Rebamipide

Clinical data
- Trade names: Mucosta (JP), Rebagen (KR, CN, IN), Rebagit (RU), Ramiper, Rebamax (ID)
- AHFS/Drugs.com: International Drug Names
- Routes of administration: By mouth (tablets)
- ATC code: A02BX14 (WHO) ;

Identifiers
- IUPAC name 2-[(4-chlorobenzoyl)amino]-3-(2-oxo-1H-quinolin-4-yl)propanoic acid;
- CAS Number: 90098-04-7;
- PubChem CID: 5042;
- IUPHAR/BPS: 871;
- DrugBank: DB11656;
- ChemSpider: 4866;
- UNII: LR583V32ZR;
- KEGG: D01121;
- ChEBI: CHEBI:32090;
- ChEMBL: ChEMBL1697771;
- CompTox Dashboard (EPA): DTXSID8045937 ;

Chemical and physical data
- Formula: C_{19}H_{15}ClN_{2}O_{4}
- Molar mass: 370.79 g·mol^{−1}
- 3D model (JSmol): Interactive image;
- SMILES Clc1ccc(cc1)C(=O)NC(C(=O)O)CC2=CC(=O)Nc3ccccc32;
- InChI InChI=1S/C19H15ClN2O4/c20-13-7-5-11(6-8-13)18(24)22-16(19(25)26)9-12-10-17(23)21-15-4-2-1-3-14(12)15/h1-8,10,16H,9H2,(H,21,23)(H,22,24)(H,25,26); Key:ALLWOAVDORUJLA-UHFFFAOYSA-N;

= Rebamipide =

Amino acid derivative

Rebamipide, an amino acid derivative of 2-(1H)-quinolinone, is used for mucosal protection, healing of gastroduodenal ulcers, and treatment of gastritis. It works by enhancing mucosal defense, scavenging free radicals, and temporarily activating genes encoding cyclooxygenase-2.

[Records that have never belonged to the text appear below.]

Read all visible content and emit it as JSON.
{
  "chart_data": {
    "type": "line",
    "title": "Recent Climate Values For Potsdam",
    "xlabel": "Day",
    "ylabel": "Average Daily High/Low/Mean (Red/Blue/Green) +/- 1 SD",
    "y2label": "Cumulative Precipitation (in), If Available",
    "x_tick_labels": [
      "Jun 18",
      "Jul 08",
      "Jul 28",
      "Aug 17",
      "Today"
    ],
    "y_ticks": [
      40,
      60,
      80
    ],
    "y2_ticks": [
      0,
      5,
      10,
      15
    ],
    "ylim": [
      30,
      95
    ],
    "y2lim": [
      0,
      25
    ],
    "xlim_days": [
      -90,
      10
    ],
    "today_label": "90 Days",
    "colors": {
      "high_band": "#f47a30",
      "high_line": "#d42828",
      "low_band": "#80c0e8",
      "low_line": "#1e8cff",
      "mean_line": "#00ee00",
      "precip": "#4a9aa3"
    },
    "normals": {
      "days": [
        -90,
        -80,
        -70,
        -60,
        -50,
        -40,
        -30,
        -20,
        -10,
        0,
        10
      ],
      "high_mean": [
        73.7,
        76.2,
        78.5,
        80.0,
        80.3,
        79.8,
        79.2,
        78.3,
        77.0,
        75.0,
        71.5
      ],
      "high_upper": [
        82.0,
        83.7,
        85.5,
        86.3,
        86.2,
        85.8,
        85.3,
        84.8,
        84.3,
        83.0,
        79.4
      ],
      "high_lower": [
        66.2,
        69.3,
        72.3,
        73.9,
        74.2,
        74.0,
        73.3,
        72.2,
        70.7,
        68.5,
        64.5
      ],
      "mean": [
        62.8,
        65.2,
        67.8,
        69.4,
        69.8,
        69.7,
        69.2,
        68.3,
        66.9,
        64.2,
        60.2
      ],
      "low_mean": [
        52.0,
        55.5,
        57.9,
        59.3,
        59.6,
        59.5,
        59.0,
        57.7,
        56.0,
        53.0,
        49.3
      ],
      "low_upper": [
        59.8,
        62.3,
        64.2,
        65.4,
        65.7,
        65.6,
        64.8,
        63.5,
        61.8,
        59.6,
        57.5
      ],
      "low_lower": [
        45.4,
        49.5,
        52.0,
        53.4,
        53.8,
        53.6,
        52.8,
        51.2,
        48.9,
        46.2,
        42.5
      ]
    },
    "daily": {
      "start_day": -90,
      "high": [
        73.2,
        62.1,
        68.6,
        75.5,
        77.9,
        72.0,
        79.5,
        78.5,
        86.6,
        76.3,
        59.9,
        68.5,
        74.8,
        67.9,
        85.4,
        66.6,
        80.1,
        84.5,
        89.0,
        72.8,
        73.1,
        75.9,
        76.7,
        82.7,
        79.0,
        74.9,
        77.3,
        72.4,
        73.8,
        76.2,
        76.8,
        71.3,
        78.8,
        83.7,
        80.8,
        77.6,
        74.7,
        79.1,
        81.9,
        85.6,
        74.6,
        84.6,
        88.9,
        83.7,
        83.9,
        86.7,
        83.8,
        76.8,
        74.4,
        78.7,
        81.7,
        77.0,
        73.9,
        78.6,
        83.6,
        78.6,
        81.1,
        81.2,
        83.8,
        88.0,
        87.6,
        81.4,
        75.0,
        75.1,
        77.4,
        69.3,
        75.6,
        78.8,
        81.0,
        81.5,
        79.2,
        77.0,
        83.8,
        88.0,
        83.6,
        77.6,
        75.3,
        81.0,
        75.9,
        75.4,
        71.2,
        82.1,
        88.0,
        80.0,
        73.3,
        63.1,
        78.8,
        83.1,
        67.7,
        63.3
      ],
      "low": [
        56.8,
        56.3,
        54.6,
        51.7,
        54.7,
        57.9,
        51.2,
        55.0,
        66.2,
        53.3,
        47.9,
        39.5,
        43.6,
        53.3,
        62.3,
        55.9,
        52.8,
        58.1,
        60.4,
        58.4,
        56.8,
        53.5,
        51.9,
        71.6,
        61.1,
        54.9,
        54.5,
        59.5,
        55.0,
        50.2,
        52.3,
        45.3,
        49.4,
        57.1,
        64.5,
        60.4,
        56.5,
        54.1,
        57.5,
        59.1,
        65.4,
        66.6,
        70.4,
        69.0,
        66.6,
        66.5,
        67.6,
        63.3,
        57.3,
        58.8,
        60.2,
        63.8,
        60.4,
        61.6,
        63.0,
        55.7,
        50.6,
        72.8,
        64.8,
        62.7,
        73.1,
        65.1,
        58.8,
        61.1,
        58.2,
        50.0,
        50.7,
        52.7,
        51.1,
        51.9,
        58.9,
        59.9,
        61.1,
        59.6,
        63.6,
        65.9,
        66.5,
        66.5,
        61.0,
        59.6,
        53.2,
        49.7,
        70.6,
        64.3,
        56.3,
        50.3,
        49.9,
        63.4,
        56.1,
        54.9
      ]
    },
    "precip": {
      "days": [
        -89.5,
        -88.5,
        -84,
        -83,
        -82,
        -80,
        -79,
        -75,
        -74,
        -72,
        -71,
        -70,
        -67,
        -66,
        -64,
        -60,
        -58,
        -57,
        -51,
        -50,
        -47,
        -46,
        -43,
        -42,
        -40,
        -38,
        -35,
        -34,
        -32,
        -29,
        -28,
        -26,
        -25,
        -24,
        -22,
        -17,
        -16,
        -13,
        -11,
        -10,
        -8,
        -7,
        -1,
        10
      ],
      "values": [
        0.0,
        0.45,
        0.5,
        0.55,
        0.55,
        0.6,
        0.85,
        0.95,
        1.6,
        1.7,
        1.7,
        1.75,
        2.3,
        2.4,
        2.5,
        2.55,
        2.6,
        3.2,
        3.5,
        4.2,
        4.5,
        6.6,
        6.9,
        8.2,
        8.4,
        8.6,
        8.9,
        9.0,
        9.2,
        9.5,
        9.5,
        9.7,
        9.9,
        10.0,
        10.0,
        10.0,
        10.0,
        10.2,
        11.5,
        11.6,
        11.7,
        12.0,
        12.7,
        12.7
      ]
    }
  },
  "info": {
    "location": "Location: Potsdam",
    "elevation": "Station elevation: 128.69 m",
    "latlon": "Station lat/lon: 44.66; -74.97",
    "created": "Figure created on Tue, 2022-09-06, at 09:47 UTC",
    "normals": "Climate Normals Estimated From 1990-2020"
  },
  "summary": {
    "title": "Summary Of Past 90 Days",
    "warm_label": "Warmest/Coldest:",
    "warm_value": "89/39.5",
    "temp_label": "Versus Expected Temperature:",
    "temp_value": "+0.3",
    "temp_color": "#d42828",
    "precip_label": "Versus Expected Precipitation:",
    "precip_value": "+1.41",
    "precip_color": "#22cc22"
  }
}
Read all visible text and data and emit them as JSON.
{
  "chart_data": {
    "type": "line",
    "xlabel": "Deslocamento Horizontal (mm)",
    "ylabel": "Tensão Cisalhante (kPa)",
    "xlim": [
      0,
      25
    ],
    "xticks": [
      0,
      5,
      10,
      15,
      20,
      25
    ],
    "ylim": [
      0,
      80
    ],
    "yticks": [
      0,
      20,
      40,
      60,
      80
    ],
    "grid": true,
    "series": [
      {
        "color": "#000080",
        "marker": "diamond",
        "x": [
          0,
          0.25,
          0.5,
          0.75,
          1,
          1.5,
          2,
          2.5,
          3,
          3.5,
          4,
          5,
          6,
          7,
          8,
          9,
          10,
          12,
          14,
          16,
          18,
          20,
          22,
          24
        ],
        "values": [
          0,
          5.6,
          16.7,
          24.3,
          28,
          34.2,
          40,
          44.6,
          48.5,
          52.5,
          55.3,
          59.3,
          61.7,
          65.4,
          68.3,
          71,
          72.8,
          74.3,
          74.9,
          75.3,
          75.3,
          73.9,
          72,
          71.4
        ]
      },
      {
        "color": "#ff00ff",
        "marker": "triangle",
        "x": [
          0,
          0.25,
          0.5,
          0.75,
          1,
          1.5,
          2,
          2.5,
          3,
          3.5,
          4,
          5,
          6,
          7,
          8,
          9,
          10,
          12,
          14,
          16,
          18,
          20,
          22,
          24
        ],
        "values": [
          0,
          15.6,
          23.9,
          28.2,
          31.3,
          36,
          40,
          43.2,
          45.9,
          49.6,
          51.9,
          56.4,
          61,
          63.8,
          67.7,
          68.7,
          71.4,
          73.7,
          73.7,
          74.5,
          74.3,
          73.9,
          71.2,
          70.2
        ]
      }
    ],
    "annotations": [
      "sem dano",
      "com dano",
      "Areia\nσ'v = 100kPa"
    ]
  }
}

Studies have shown that rebamipide can fight the damaging effects of NSAIDs on the GIT mucosa, and more recently, the small intestine, but not for naproxen-induced gastric damage.

==Availability==
Rebamipide is used in a number of Asian countries including Japan (marketed as Mucosta), South Korea, China and India (where it is marketed under the trade name Rebagen). It is also approved in Russia under the brand name Rebagit.

==Effects==
Rebamipide increases gastric mucosal prostaglandin E2, protects gastric mucosa, thereby suppresses gastric mucosal damage and increases gastric mucus secretion and gastric mucosal blood flow, to improve hemodynamic impairment, suppress inflammation and repair the gastric mucosa. It is usually used to treat gastric ulcer and improve gastric mucosal lesion (erosion, bleeding, redness and edema) in acute gastritis and acute exacerbation period of chronic gastritis.